High availability

IBM Cloud® Databases for PostgreSQL is a managed cloud database service that is fully integrated into the IBM Cloud environment. The database, storage, and supporting infrastructure all run in IBM Cloud.

Databases for PostgreSQL provides replication, fail-over, and high-availability features to protect your databases and data from infrastructure maintenance, upgrades, and failures. Deployments contain a cluster with two data members, a leader and a replica. Both members contain a copy of your data by using asynchronous replication, with a distributed consensus mechanism to maintain cluster state and handle failovers. If the leader becomes unreachable, the cluster initiates a failover, and the replica is promoted to leader. The replica rejoins the cluster and your cluster continues to operate normally.

Databases for PostgreSQL will, at times, do controlled switchovers under normal operation. These switchovers are no-data-loss events that result in resets of active connections. There is a period of up to 15 seconds where reconnections can fail. At times, unplanned failovers might occur due to unforeseen events on the operating environment. These can take up to 45 seconds, but can be less. In both cases, potential exists for the downtime to be longer.

You can extend high-availability further by adding PostgreSQL members to the instance, for greater in-region redundancy, or by provisioning read-only replicas for cross-regional failover or read offloading.

Databases for PostgreSQL is designed and built to provide a robust, resilient, and performant Database as a Service offering. Review the PostgreSQL documentation on replication techniques to understand the constraints and tradeoffs that are associated with the asynchronous replication strategy that is deployed by default with Databases for PostgreSQL.

In scenarios where a database becomes critically unhealthy, such as a server crash on the leader, Databases for PostgreSQL attempts a failover. This auto failover capability is capped at 16 MB of data lag from leader to follower (a few rows of data once accounting for more PostgreSQL data overhead) and is not performed if the lag threshold is exceeded. If the potential for 16 MB of data loss is intolerable for the application, horizontally scale your Databases for PostgreSQL instance to three members and configure Databases for PostgreSQL to use a synchronous replication strategy on a per user or per database basis.

Synchronous replication

By default, streaming replication is asynchronous. If the primary server crashes, some transactions that were committed might not have been replicated to the standby server, causing data loss. Cloud Databases ensures that data loss is kept to a minimum substantial data loss; however, synchronous replication offers the ability to confirm that all changes were made by a transaction have been transferred to a synchronous member, ensuring consistency across a cluster. This consistency come from confirming that writes are written to a secondary before returning to the connecting client with a success. For variables regarding synchronous replication, see synchronous_commit on the Changing Configuration page.

Synchronous replication brings replica availability into the primary write path. If there is no replica to acknowledge the write, the write hangs until a replica is available.
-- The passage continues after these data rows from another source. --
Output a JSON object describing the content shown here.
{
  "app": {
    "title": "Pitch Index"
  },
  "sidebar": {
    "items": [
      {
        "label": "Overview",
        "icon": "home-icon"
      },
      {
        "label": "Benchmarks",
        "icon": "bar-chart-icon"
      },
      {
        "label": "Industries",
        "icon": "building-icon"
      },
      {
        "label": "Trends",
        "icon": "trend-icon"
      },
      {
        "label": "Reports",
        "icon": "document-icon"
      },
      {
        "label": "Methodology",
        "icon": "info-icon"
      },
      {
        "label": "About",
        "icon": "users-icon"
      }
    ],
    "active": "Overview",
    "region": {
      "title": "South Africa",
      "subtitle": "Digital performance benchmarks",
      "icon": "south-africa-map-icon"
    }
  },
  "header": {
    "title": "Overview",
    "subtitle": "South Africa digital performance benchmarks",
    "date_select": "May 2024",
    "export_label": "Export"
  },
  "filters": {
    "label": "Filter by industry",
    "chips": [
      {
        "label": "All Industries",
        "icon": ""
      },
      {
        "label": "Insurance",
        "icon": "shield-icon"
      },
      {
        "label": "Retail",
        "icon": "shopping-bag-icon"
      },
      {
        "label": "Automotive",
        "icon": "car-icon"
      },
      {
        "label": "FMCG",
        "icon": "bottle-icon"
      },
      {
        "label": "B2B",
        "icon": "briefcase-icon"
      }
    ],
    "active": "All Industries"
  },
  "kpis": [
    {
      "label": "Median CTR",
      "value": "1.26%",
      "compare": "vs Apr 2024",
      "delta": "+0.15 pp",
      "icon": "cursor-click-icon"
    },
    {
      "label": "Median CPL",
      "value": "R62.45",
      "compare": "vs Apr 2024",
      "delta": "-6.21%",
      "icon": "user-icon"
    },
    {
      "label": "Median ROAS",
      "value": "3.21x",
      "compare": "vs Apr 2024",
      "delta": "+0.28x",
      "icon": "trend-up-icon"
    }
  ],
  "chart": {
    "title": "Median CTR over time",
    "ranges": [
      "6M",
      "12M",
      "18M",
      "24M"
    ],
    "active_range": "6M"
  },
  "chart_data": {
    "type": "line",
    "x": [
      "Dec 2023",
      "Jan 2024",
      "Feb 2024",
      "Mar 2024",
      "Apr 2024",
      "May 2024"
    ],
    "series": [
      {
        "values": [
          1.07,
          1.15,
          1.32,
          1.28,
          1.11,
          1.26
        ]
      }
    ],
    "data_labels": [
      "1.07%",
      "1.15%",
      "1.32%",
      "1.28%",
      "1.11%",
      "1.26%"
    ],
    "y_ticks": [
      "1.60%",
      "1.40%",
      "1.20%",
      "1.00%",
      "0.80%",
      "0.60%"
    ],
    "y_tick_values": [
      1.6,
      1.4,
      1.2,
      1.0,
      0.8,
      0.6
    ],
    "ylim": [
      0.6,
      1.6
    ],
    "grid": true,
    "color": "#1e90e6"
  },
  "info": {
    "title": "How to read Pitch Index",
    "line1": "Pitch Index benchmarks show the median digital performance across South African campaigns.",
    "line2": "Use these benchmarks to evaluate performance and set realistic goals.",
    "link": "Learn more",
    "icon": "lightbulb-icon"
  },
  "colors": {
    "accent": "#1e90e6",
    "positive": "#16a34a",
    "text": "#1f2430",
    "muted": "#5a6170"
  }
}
This requires at least three members to function reliably, as synchronous replication is not supported on two-member deployments. You must horizontally scale to at least three members before synchronous replication can be enabled.

While unlikely, it is possible that more than one replica might become unavailable simultaneously. If this happens, the primary database will not be able to complete any writes until a replica comes back online, effectively blocking all write traffic to your database. When you are deciding to use synchronous replication, weigh the relative costs and benefits of higher data durability versus potential availability issues.

Employing synchronous replication negatively impacts the performance of the database. Typically, a performant and effective way to employ this feature is by using it only on specific databases or users that must have the highest degree of data durability available.

Application-level high-availability

Applications that communicate over networks and cloud services are subject to transient connection failures. You want to design your applications to retry connections when errors are caused by a temporary loss in connectivity to your deployment or to IBM Cloud.

Because Databases for PostgreSQL is a managed service, regular updates and database maintenance occurs as part of normal operations. This can occasionally cause short intervals where your database is unavailable. It can also cause the database to trigger a graceful fail-over, retry, and reconnect. It takes a short time for the database to determine which member is a replica and which is the leader, so you might also see a short connection interruption. Failovers generally take less than 30 seconds.

Your applications have to be designed to handle temporary interruptions to the database, implement error handling for failed database commands, and implement retry logic to recover from a temporary interruption.

Several minutes of database unavailability or connection interruption are not expected. Open a support case with details if you have time periods longer than a minute with no connectivity so we can investigate.

Connection limits

Databases for PostgreSQL sets the maximum number of connections to your PostgreSQL database to 115. 15 connections are reserved for the superuser to maintain the state and integrity of your database, and 100 connections are available for you and your applications. After the connection limit is reached, any attempts at starting a new connection results in an error. To prevent overwhelming your deployment with connections, use connection pooling, or scale your deployment and increase its connection limit. For more information, see the Managing PostgreSQL connections page.

High availability, disaster recovery, and SLA resources

Databases for PostgreSQL deployments conform to the IBM Cloud Databases High availability, Disaster recovery, and Service Level Agreement (SLA) information and terms.